MandM78 · December 9, 2020, 4:39pm

Bummer. I was hoping for a simple fix like this.

gdschut · December 9, 2020, 4:51pm

Downgrading docker-ce package to 5.19 version solved the problem for me.
After that I only had to re download the docker images of the hassio addons I use.

Ewout · December 9, 2020, 4:53pm

I did this:

sudo apt-get install docker-ce=5:19.03.14~3-0~ubuntu-focal docker-ce-cli=5:19.03.14~3-0~ubuntu-focal containerd.io

Then restored the latest snapshot.

That seems to do the trick.
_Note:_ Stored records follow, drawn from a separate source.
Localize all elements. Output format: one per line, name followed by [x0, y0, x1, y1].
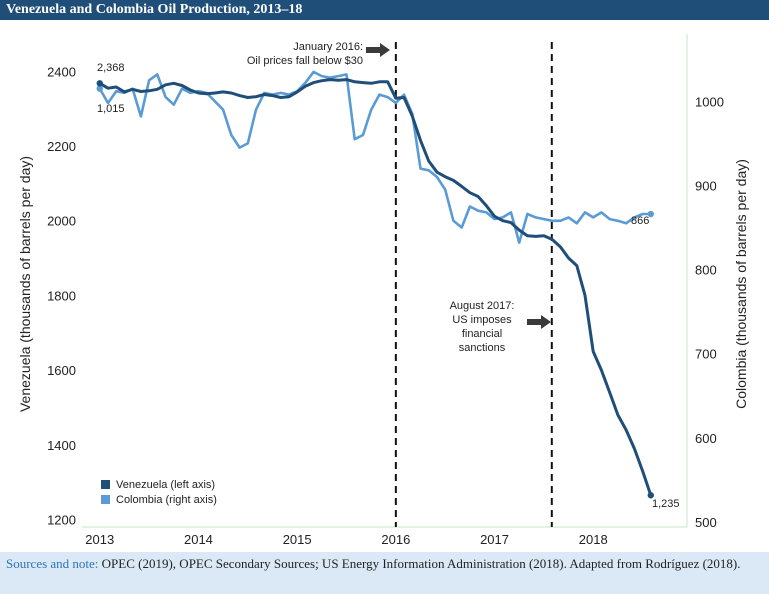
- annotation-aug-2017-line1: August 2017:: [450, 300, 515, 312]
- end-dot-colombia: [647, 210, 654, 218]
- arrow-right-icon: [527, 315, 551, 329]
- chart: 1200 1400 1600 1800 2000 2200 2400 500 600 700 80…: [17, 34, 749, 547]
- y-tick-left-5: 2200: [47, 139, 76, 154]
- annotation-jan-2016-line1: January 2016:: [293, 41, 363, 53]
- y-ticks-left: 1200 1400 1600 1800 2000 2200 2400: [47, 64, 76, 527]
- data-label-venezuela-end: 1,235: [652, 498, 680, 510]
- y-tick-right-5: 1000: [695, 94, 724, 109]
- legend-swatch-venezuela: [101, 480, 110, 489]
- series-lines: [98, 70, 653, 496]
- legend: Venezuela (left axis) Colombia (right ax…: [101, 479, 217, 506]
- y-tick-left-6: 2400: [47, 64, 76, 79]
- start-dot-colombia: [96, 85, 103, 92]
- annotation-aug-2017-line4: sanctions: [459, 342, 506, 354]
- legend-label-colombia: Colombia (right axis): [116, 494, 217, 506]
- data-label-colombia-end: 866: [631, 215, 649, 227]
- legend-swatch-colombia: [101, 495, 110, 504]
- x-tick-0: 2013: [85, 532, 114, 547]
- y-ticks-right: 500 600 700 800 900 1000: [695, 94, 724, 530]
- y-tick-right-3: 800: [695, 263, 717, 278]
- series-line-colombia: [98, 70, 651, 244]
- y-tick-left-4: 2000: [47, 214, 76, 229]
- x-ticks: 2013 2014 2015 2016 2017 2018: [85, 532, 607, 547]
- x-tick-1: 2014: [184, 532, 213, 547]
- end-dot-venezuela: [647, 492, 654, 499]
- series-line-venezuela: [99, 78, 653, 496]
- chart-title: Venezuela and Colombia Oil Production, 2…: [0, 0, 769, 20]
- x-tick-2: 2015: [283, 532, 312, 547]
- y-tick-right-0: 500: [695, 515, 717, 530]
- y-tick-right-2: 700: [695, 347, 717, 362]
- data-label-venezuela-start: 2,368: [97, 62, 125, 74]
- y-tick-left-0: 1200: [47, 513, 76, 528]
- y-tick-left-1: 1400: [47, 438, 76, 453]
- source-note-label: Sources and note:: [6, 556, 99, 571]
- event-lines: [394, 42, 553, 527]
- y-tick-left-2: 1600: [47, 363, 76, 378]
- annotation-jan-2016-line2: Oil prices fall below $30: [247, 55, 363, 67]
- y-tick-right-4: 900: [695, 178, 717, 193]
- y-axis-title-right: Colombia (thousands of barrels per day): [733, 159, 749, 409]
- start-dot-venezuela: [96, 80, 103, 87]
- y-tick-right-1: 600: [695, 431, 717, 446]
- x-tick-4: 2017: [480, 532, 509, 547]
- source-note: Sources and note: OPEC (2019), OPEC Seco…: [0, 552, 769, 594]
- annotation-aug-2017-line3: financial: [462, 328, 502, 340]
- source-note-text: OPEC (2019), OPEC Secondary Sources; US …: [98, 556, 741, 571]
- arrow-right-icon: [366, 43, 390, 57]
- end-markers: [96, 80, 654, 499]
- x-tick-3: 2016: [381, 532, 410, 547]
- x-tick-5: 2018: [579, 532, 608, 547]
- y-axis-title-left: Venezuela (thousands of barrels per day): [17, 156, 33, 412]
- data-label-colombia-start: 1,015: [97, 103, 125, 115]
- y-tick-left-3: 1800: [47, 288, 76, 303]
- annotation-aug-2017-line2: US imposes: [452, 314, 512, 326]
- legend-label-venezuela: Venezuela (left axis): [116, 479, 215, 491]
Simple enough, although I’m stuck with an old version of Docker for now as it seems.

patagona · December 9, 2020, 5:42pm

Had the same issue in Debian.
Installing the old version of docker-ce via

sudo apt-get install docker-ce=5:19.03.13~3-0~debian-buster

and manually pulling the plugin docker images via docker pull got it up and running again.
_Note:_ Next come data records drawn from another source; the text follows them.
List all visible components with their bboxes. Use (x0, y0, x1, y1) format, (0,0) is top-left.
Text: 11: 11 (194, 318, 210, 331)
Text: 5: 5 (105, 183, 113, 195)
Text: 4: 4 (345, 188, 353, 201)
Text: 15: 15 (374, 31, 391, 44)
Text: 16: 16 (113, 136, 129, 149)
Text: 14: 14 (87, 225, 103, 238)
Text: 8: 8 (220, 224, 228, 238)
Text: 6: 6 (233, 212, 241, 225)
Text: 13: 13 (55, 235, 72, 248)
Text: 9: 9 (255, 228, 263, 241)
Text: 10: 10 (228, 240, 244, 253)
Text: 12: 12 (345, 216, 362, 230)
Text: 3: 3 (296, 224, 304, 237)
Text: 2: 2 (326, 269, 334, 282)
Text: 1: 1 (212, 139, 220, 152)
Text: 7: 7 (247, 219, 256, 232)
MandM78 · December 9, 2020, 6:33pm

~~I tried your method and it’s throwing an error saying that:~~

~~E: Version ‘5:19.03.14~3-0~ubuntu-focal’ for ‘docker-ce’ was not found~~
~~E: Version ‘5:19.03.14~3-0~ubuntu-focal’ for ‘docker-ce-cli’ was not found~~

~~Any idea where I messed up?~~

I’m a dope. I’m not running focal… I’m running bionic. Thanks!

arretx · December 10, 2020, 1:45am

Ok, welp…so far so good.

Using Aptitude, I installed the previous version of docker-ce and docker-ce-cli and moments later I was able to get to the HA dashboard.

Under ‘Supervisor’, the add-ons will appear as though they are there, but you’ll need to pull each one of them to get them back online:

sudo docker image pull <imagename>

To get the image name, try starting one of the add-ons. You’ll get a popup error showing you the name of the image, which will be something like:

("No such image: hassioaddons/grafana-amd64:5.3.6")

so this one would be:

sudo docker image pull hassioaddons/grafana-amd64:5.3.6

After that, I used Aptitude to put a hold on docker-ce and docker-ce-cli upgrades.

Now, if only I knew why this happened and how to prevent it…and when I’ll be able to release these so they’ll upgrade.

febalci · December 10, 2020, 11:49am

I have been pulling my hairs since last midnight… I always blamed it to new supervisor requirements when i am on ubuntu 18.04 on Intel NUC. I even updated to Ubuntu 20.04. Now i find this, went back to docker 5.19; everything is fine. Thanks a lot guys, you are the best…

gadric · December 10, 2020, 12:17pm

You are really great guys. Had the problems with Debian buster since yesterday and did not know how to fix this. But the downupgrade to docker 5.19 worked.

Really curious what they did in verison 5.20 …

modem · December 10, 2020, 2:28pm

Same thing happened to me, but in my case the home-assistant_v2.db database got corrupted somehow, so I’ve lost al my history.

pabloluisperez · December 10, 2020, 2:55pm

Same issue here and same solution.
Ubuntu 20 in my case.
Just rollback to 5.19 and everything started as before.
No need to restore a snapshot.

Thank you!